Closed bwittman closed 3 years ago
@bwittman thank you for your contribution. Please give me some time to test with different character encodings before specifying to utf-8.
Any progress on testing this PR? I believe HTML documents are supposed to be stored in UTF-8 and can often contain non-ASCII characters.
It's a bit confusing that the error generated by a non-ASCII UTF-8 character in the source is "memory exhausted". I spent some time trying to figure out how to give the garbage collector more memory, only to discover that this patch fixes the problem without changing the default memory allocation.
Any progress on testing this PR? I believe HTML documents are supposed to be stored in UTF-8 and can often contain non-ASCII characters.
Sorry for long time no response. The reason I have been reluctant is that I myself use the non-ASCII characters (Japanese) stored in UTF-8 and I'm having no troubles with it.
Which lisp implementation are you using with which LOCALE settings @bwittman ?

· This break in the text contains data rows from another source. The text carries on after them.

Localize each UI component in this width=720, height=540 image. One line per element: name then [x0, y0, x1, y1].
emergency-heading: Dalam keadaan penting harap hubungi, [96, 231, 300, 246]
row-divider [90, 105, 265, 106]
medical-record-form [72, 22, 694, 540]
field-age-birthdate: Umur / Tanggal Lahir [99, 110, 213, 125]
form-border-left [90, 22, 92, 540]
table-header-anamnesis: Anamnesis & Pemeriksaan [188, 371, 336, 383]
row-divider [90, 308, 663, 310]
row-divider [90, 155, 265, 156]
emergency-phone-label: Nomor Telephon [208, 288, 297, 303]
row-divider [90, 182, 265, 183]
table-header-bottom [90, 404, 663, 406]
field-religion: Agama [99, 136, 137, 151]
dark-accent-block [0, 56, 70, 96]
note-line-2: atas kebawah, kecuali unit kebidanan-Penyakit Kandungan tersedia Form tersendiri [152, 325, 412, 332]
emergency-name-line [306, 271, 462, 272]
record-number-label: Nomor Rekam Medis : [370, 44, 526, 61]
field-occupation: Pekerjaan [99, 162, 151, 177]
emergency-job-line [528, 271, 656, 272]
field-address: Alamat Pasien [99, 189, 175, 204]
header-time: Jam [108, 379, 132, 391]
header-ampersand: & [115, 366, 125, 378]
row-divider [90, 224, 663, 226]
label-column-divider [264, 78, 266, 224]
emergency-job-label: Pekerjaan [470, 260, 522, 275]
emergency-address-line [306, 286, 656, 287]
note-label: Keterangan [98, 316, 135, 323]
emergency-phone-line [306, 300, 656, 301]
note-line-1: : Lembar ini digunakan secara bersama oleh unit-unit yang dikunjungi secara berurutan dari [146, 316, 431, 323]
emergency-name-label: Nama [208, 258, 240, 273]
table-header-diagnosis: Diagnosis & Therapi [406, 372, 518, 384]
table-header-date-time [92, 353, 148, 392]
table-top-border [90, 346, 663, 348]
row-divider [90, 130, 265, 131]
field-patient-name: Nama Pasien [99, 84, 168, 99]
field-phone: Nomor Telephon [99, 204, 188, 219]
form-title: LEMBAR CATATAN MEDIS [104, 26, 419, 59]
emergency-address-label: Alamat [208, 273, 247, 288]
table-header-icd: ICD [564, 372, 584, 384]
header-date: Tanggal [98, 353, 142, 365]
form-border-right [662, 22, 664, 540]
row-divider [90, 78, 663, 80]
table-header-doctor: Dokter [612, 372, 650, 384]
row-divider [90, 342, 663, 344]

Answering for myself... I've been running sbcl-bin 1.4.4 with default MacOS LOCALE settings for my area (en_US). Today, I upgraded to sbcl-bin 1.5.7, undid Barry's patch, and it worked.
If LANG
is properly set, I suppose that the default external format will be set properly for your non-ascii characters with SBCL. I am not an expert on this though.
By the way my LANG
is set to ja_JP.UTF-8
.
The completely re-imeplmented JavaScript version of Asciidoctor-Chunker is now released. Since JavaScript handles UTF8 by default, there should be no problem for non-ASCII characters. So I will close this issue. Please open a new issue if you find any problems with the new version. Thank you.
This change adds the :external-format :utf-8 flag when opening files for reading or writing so that HTML containing non-ASCII UTF-8 characters won't crash the chunker.